In true Pardoner form, the record’s title is the product of a joke that was born when Freeland misheard Flanigan saying “uncontrollable salivation” as “uncontrollable salvation.” Fittingly, Freeland’s come up with a hand post-mortem explanation of it.

“The way I like to think about it is that it describes when you get so fucked up that it sucks,” he says. “On any substance there’s a point where you get really fucked up and it doesn’t even feel good—or maybe it feels so good that you don’t even like it, and it feels like you’re being torn apart by a really good feeling.”

Uncontrollable Salvation closes with the seven-minute-long “Don’t Stop Believin’ in Me,” which features an extended descent into cacophony, with sleigh bells, horns, and a choir piling into the mix. It’s chaotic and strange and completely over the top. But Pardoner think that’s funny, too. “We do this thing all the time where we make our songs go into chaos mode in a really bad and ugly way,” says Freeland. “I wanted to do that same thing in the opposite way—like, chaos in a nice way, an overload of super pleasant sounds. It’s definitely super ridiculous.”

Pardoner

To that end, there is one group that may hold the key to understanding Pardoner’s distorted humor, a band they listened to obsessively during their tour to South By Southwest and still can’t talk about without devolving into laughter: Pink Floyd. And not the dainty, freewheeling psychedelia of Syd Barrett-era Floyd, either. No, they go in for the grim-faced, public school boy prog of Roger Waters-era Floyd.

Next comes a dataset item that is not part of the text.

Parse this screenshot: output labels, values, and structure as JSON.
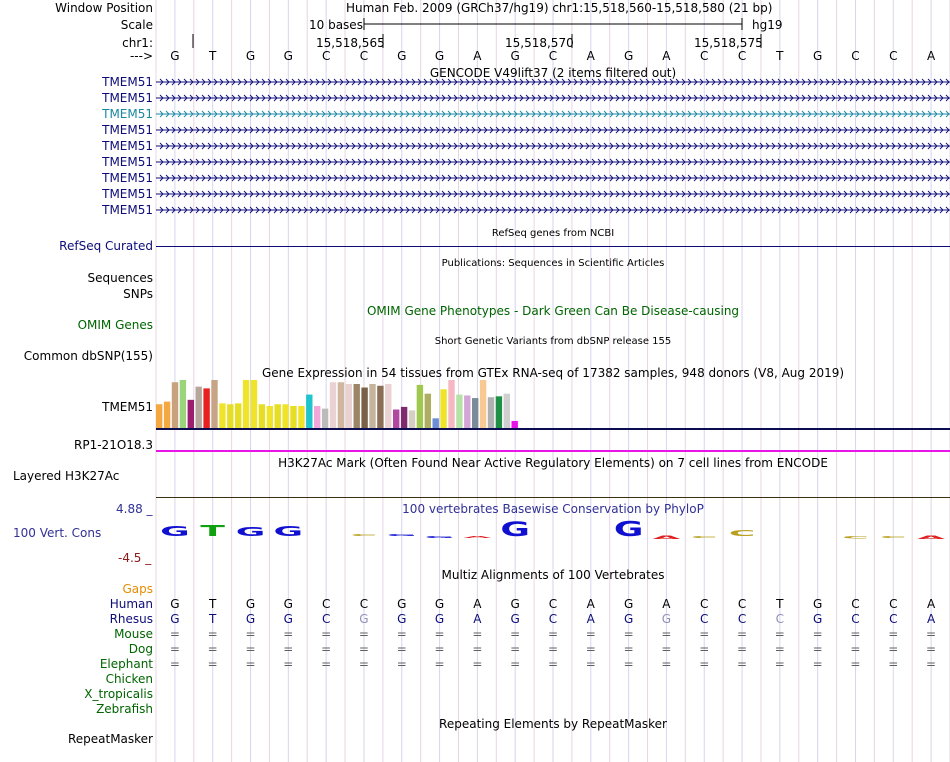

“It’s really silly. It’s so unbelievably silly,” enthuses Freeland, who is also an unironic KISS fan. “They were really self-serious, but it’s also the ultimate comedy rock.”

“‘Have A Cigar’ is a hilarious song,” rejoins Mervau. “They’re talking about getting famous, and at the end of the song they get sent into space. They’re like mid-riff and then…” He ends the sentence mimicking the sound of a rocket blasting off.

Pardoner stand out among their peers in the Bay Area, where a thriving scene exists without a single dominant sound. “Sometimes we play shows where we’re like, ‘What are we doing on this bill?’” says van den Bergh. “There are a lot of really different sounds going on in the Bay Area right now but there’s a community in and of that.” They cite decidedly non-chaotic groups like Omni, Marbled Eye, and the Lemonheads as current influences, hinting that the future of Pardoner might be a little more pop than the songs on Uncontrollable Salvation.

“We’ve been trying to make music that’s enjoyable to hear on a melodic level,” Freeland deadpans.

In fact, they already have. A few songs on Uncontrollable Salvation, like “Labrador” and the title track, reveal a debt to the twisted, sometimes dissonant yet always melodic alt-rock of Helium, of whom they are also big fans. “Carousel of Punishment,” in particular, sounds like a Pirate Prude outtake.

“Mary Timony is one of the best of all time,” says Freeland. “She does such crazy shit, she plays notes I never think about. It seems super medieval and scary sometimes. I really like that song ‘Superball.’ The tones on it are so gross and uncomfortable sounding.”

When forced to describe their sound in the current moment, the band begins throwing out meaningless comparisons, mocking critics who rely on well-known yet ultimately generic signifiers like Sonic Youth to pinpoint their sound.

“We should just say we sound like Passion Pit,” says William. “Mastodon and Passion Pit.

Then Freeland cracks yet another joke: “We’re like the lovechild of the Byrds and Sleep.”

The band immediately break into laughter.

“That’s actually accurate. Good job, Max!”